JB: Well, the highest rate is around 20% on a wide range of items but it doesn’t apply to food, for instance, and a lower rate is applied to clothing. We also have, comparatively speaking, a reasonably high income tax. So they make up the difference.

FC: Is it easier to cut government spending or increase growth in the economy?

JB: In my experience it is extremely difficult to cut government spending. And if you want to reduce your public spending to match income rates, the easiest way to do it is to increase your national income by creating incentives for investment.

FC: You have seen the experience in Canada with regional subsidies – particularly in the Maritimes. Do you agree with the approach to regional development in Canada?

JB: I believe that it is normal for rich provinces in any federation to help poor provinces – I think the federation would mean nothing if that didn’t happen. But the form of the assistance is very important. If the form of assistance is one that encourages people to make an extra effort themselves — that is good. But if the form of the assistance, on the other hand, is something like Unemployment Insurance where the same rate of Unemployment Insurance is paid right across Canada – that can have the effect, in poorer provinces, of making it impossible to set up a business because no employer trying to set up a business in the difficult conditions of the poorer province will be able to pay more than welfare. He is competing with welfare and if welfare is too high he won’t be able to compete for labour with the welfare system. And that seems to be a part of what has happened in the Maritimes. Your Unemployment Insurance has actually ensured unemployment.

FC: Some of the observers of Ireland point to the subsidies from the EU that went to Ireland and credit much of the so-called Celtic Tiger economy to those subsidies. Do you agree with that?

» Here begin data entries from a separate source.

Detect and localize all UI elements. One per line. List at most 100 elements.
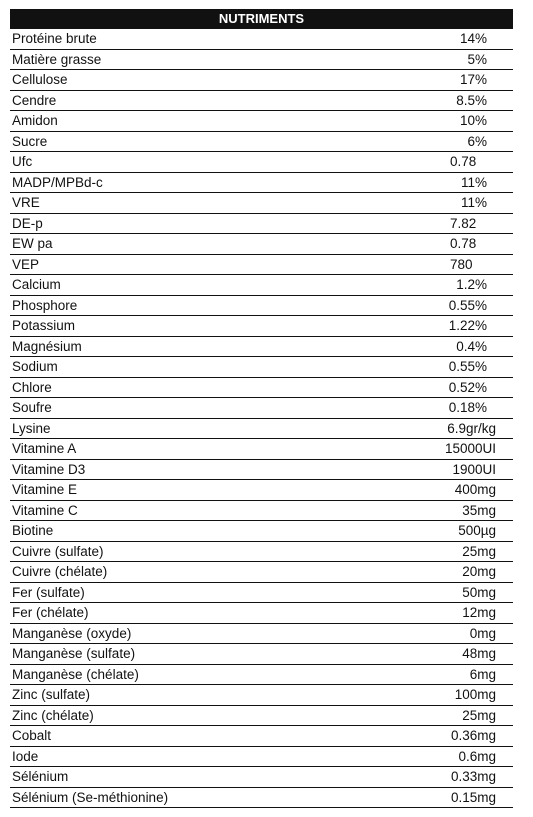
- table-body: Protéine brute 14% Matière grasse 5% Cellulo…: [10, 29, 513, 808]
- table-row: Cuivre (sulfate) 25mg: [10, 542, 513, 562]
- nutrient-name: Cobalt: [12, 728, 52, 743]
- table-row: Cobalt 0.36mg: [10, 726, 513, 747]
- nutrient-name: Sélénium (Se-méthionine): [12, 789, 169, 805]
- nutrient-name: Fer (sulfate): [12, 584, 85, 600]
- table-row: Amidon 10%: [10, 111, 513, 132]
- table-row: Sélénium 0.33mg: [10, 767, 513, 788]
- nutrient-value: 100mg: [454, 687, 496, 702]
- nutrient-name: Vitamine E: [12, 482, 78, 497]
- table-row: Cuivre (chélate) 20mg: [10, 562, 513, 583]
- table-row: DE-p 7.82: [10, 214, 513, 234]
- nutrient-value: 17%: [459, 72, 487, 87]
- nutrient-value: 11%: [460, 195, 487, 210]
- nutrient-name: Amidon: [12, 113, 58, 128]
- nutrient-name: Cellulose: [12, 72, 68, 87]
- nutrient-value: 48mg: [462, 646, 496, 661]
- table-row: Vitamine C 35mg: [10, 501, 513, 521]
- nutrient-value: 6mg: [469, 666, 496, 682]
- nutrient-value: 15000UI: [444, 441, 496, 456]
- table-row: Manganèse (sulfate) 48mg: [10, 644, 513, 665]
- nutrient-name: VEP: [12, 256, 40, 272]
- nutrient-name: Calcium: [12, 277, 61, 292]
- table-row: Manganèse (oxyde) 0mg: [10, 624, 513, 644]
- nutrient-name: Phosphore: [12, 297, 78, 313]
- table-row: Ufc 0.78: [10, 152, 513, 173]
- table-row: Zinc (sulfate) 100mg: [10, 685, 513, 706]
- nutrient-value: 0mg: [469, 625, 496, 641]
- table-row: VEP 780: [10, 255, 513, 275]
- nutrient-name: Manganèse (oxyde): [12, 625, 132, 641]
- nutrient-value: 0.15mg: [450, 789, 496, 805]
- nutrient-value: 1.2%: [456, 277, 487, 292]
- nutrient-value: 6%: [467, 133, 487, 149]
- nutrient-name: Sucre: [12, 133, 48, 149]
- nutrient-value: 0.78: [450, 154, 477, 169]
- table-row: Manganèse (chélate) 6mg: [10, 665, 513, 685]
- table-row: VRE 11%: [10, 193, 513, 214]
- nutrient-name: Ufc: [12, 154, 33, 169]
- nutrient-name: Cuivre (chélate): [12, 564, 108, 579]
- table-row: Fer (chélate) 12mg: [10, 603, 513, 624]
- table-row: Soufre 0.18%: [10, 398, 513, 419]
- nutrient-name: VRE: [12, 195, 40, 210]
- nutrient-name: Cuivre (sulfate): [12, 543, 104, 559]
- table-row: Cellulose 17%: [10, 70, 513, 91]
- nutrient-value: 12mg: [462, 605, 496, 620]
- nutrient-name: Protéine brute: [12, 31, 97, 46]
- nutrient-name: Lysine: [12, 420, 51, 436]
- nutrient-table: NUTRIMENTS Protéine brute 14% Matière gras…: [10, 9, 513, 808]
- nutrient-value: 50mg: [462, 584, 496, 600]
- nutrient-value: 0.78: [450, 236, 477, 251]
- nutrient-value: 7.82: [450, 215, 477, 231]
- nutrient-name: Manganèse (sulfate): [12, 646, 136, 661]
- nutrient-value: 0.6mg: [458, 748, 496, 764]
- nutrient-name: Manganèse (chélate): [12, 666, 139, 682]
- nutrient-name: Magnésium: [12, 338, 82, 354]
- table-row: Chlore 0.52%: [10, 378, 513, 398]
- nutrient-value: 20mg: [462, 564, 496, 579]
- table-row: Vitamine D3 1900UI: [10, 460, 513, 480]
- table-row: EW pa 0.78: [10, 234, 513, 255]
- nutrient-value: 0.33mg: [450, 769, 496, 784]
- table-row: Potassium 1.22%: [10, 316, 513, 337]
- table-row: Sélénium (Se-méthionine) 0.15mg: [10, 788, 513, 808]
- nutrient-name: Potassium: [12, 318, 76, 333]
- nutrient-name: Vitamine C: [12, 502, 78, 518]
- table-row: Biotine 500µg: [10, 521, 513, 542]
- nutrient-value: 0.4%: [456, 338, 487, 354]
- table-row: Magnésium 0.4%: [10, 337, 513, 357]
- nutrient-name: Biotine: [12, 523, 54, 538]
- table-row: Phosphore 0.55%: [10, 296, 513, 316]
- nutrient-name: Matière grasse: [12, 51, 102, 67]
- table-row: Sodium 0.55%: [10, 357, 513, 378]
- nutrient-name: Zinc (chélate): [12, 707, 94, 723]
- table-row: Zinc (chélate) 25mg: [10, 706, 513, 726]
- nutrient-value: 0.52%: [448, 379, 487, 395]
- nutrient-value: 8.5%: [456, 92, 487, 108]
- nutrient-value: 500µg: [458, 523, 496, 538]
- nutrient-name: Zinc (sulfate): [12, 687, 91, 702]
- table-row: Lysine 6.9gr/kg: [10, 419, 513, 439]
- nutrient-value: 14%: [459, 31, 487, 46]
- nutrient-value: 25mg: [462, 707, 496, 723]
- table-row: Iode 0.6mg: [10, 747, 513, 767]
- nutrient-value: 1900UI: [452, 461, 496, 477]
- nutrient-value: 25mg: [462, 543, 496, 559]
- nutrient-name: Cendre: [12, 92, 57, 108]
- nutrient-value: 5%: [467, 51, 487, 67]
- nutrient-name: Vitamine D3: [12, 461, 86, 477]
- nutrient-name: EW pa: [12, 236, 53, 251]
- table-row: Vitamine E 400mg: [10, 480, 513, 501]
- nutrient-name: Sélénium: [12, 769, 69, 784]
- table-row: Cendre 8.5%: [10, 91, 513, 111]
- nutrient-name: Vitamine A: [12, 441, 77, 456]
- nutrient-value: 11%: [460, 174, 487, 190]
- nutrient-name: Chlore: [12, 379, 52, 395]
- nutrient-name: Soufre: [12, 400, 52, 415]
- nutrient-value: 35mg: [462, 502, 496, 518]
- table-row: Vitamine A 15000UI: [10, 439, 513, 460]
- nutrient-value: 0.55%: [448, 359, 487, 374]
- table-row: Fer (sulfate) 50mg: [10, 583, 513, 603]
- nutrient-name: Fer (chélate): [12, 605, 89, 620]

JB: It has been a big help but even at the maximum EU subsidies annually were coming to no more than about 3% of GDP whereas in Newfoundland federal subsidies were coming to 25% of GDP and when we were getting 3 ½ % EU subsidies we were still growing at 9% so it wasn’t the main reason for our growth. However, having said that it has been very helpful in the area of training – particularly technical training. It has been helpful in the development of roads. Probably it has been helpful so far as agriculture is concerned because the EU’s common agricultural policy where it has given a great deal of money to rural areas it has maintained income levels in rural areas quite generously it has slowed down the natural rate of adjustment of Irish agriculture so that, comparatively speaking, thanks to the EU Irish agriculture may be better off than it was since joining the EU but structurally it is much less efficient.

FC: Ireland has committed itself to a common European currency and to further integration into the EU. Critics have warned that oppressive bureaucracies in Brussels can be even more harmful than ones in Dublin. Do you support the move into the EU and why?

JB: The so-called bureaucracy in the European Commission is a very small bureaucracy. I would imagine that London city council has more people employed than the European Commission yet we don’t hear as many complaints about that bureaucracy from the British critics of EU as we do of the European Commission. The European Commission is a small bureaucracy doing a very big job well.

FC: You mentioned yesterday that Ireland had effectively become a part of the American economy.

JB: Ireland is a part of the American economy in so far as so much of our business is American companies – investing in Ireland is a gateway to Europe — yet, politically, we are part of the European economy and but economically-wise we are part of the American economy. So there is a tension in Ireland. At the moment that tension seems to be working to our advantage but there is always the possibility that things could work otherwise.